Brandt sah sich die Hinweise genauer an und ermutigte Lisa gleichzeitig, mitzuhelfen. Sie finden mit Lisas Erfahrung und präzise Beobachtungsgabe heraus: Stufenabdrücke in nassem Staub, die wahren Schichten von Historie, die in einer einzigen Geste und einem geistesabwesend zurückgeschobenen Vorhang. Sie deuten auf jemanden, der das Hotel hinter den Kulissen beobachtet hat. Jemanden, der wusste, wann Elvira allein sein würde.
Der Raum war in ein Schweigen gehüllt worden, unterbrochen nur von den gedämpften Holzinterferenzgeräuschen der Gasthausetagen über ihnen. Kaum zu glauben, wie die umgebene Menschenmenge dieser Atmosphäre nah sein kann. Brandt hielt inne und fühlte den Druck der hereinbrechenden Wahrheit. All diejenigen, die um den Sofásalon versammelt waren, waren antizipiert – einschließlich Viktor. Nachdem er die Position inspizierte, die der gestreifte Raum macht: "Es gibt eine Seite der Geschichte, die Viktor uns erzählt. Offensichtlich kannte er Elvira näher, und irgendwas ist gewiss geschehen. Und das mehr als ein Handlungsschnipsel, Geschichtenspiel, oder eine gemütliche Fantasie. Die Schatten deuten darauf hin."
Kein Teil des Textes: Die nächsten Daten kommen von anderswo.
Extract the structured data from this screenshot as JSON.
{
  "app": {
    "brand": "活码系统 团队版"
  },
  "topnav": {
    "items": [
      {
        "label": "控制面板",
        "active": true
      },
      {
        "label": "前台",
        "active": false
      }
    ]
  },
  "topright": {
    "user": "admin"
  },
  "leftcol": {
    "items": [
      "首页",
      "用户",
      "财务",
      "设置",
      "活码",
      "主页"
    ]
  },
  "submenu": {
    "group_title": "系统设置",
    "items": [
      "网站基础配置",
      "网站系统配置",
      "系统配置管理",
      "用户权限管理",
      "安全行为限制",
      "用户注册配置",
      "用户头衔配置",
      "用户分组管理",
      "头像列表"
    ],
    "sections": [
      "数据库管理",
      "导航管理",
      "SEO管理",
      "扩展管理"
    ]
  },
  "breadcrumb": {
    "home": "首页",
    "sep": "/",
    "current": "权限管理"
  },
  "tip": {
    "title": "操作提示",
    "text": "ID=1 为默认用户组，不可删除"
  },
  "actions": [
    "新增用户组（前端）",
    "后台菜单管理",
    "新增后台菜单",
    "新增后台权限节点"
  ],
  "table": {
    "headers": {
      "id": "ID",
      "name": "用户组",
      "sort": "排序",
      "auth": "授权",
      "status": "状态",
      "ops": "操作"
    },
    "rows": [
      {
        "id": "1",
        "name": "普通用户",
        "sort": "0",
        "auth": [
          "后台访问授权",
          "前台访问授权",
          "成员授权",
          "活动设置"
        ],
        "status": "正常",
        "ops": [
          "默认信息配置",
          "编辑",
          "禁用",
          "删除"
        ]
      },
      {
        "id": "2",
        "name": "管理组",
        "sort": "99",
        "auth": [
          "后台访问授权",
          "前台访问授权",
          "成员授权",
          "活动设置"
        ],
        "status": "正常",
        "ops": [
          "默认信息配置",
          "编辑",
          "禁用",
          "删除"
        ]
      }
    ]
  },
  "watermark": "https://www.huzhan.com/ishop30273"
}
"Viktor wollte sicherstellen, dass sie das Hotel hier nie verlassen würde.", endete Brandt leise und traurig.
Es war schwer zu sagen, ob es ein trauriges Bedauern oder ein erwartetes Lächeln war. In der kalten Effektschockichtung wussten sie, dass das Meer der Schatten Gestalt und Bedeutung angenommen hatte und dass das Kapitel einer finsteren Fernsehlektion möglich gemacht worden ist.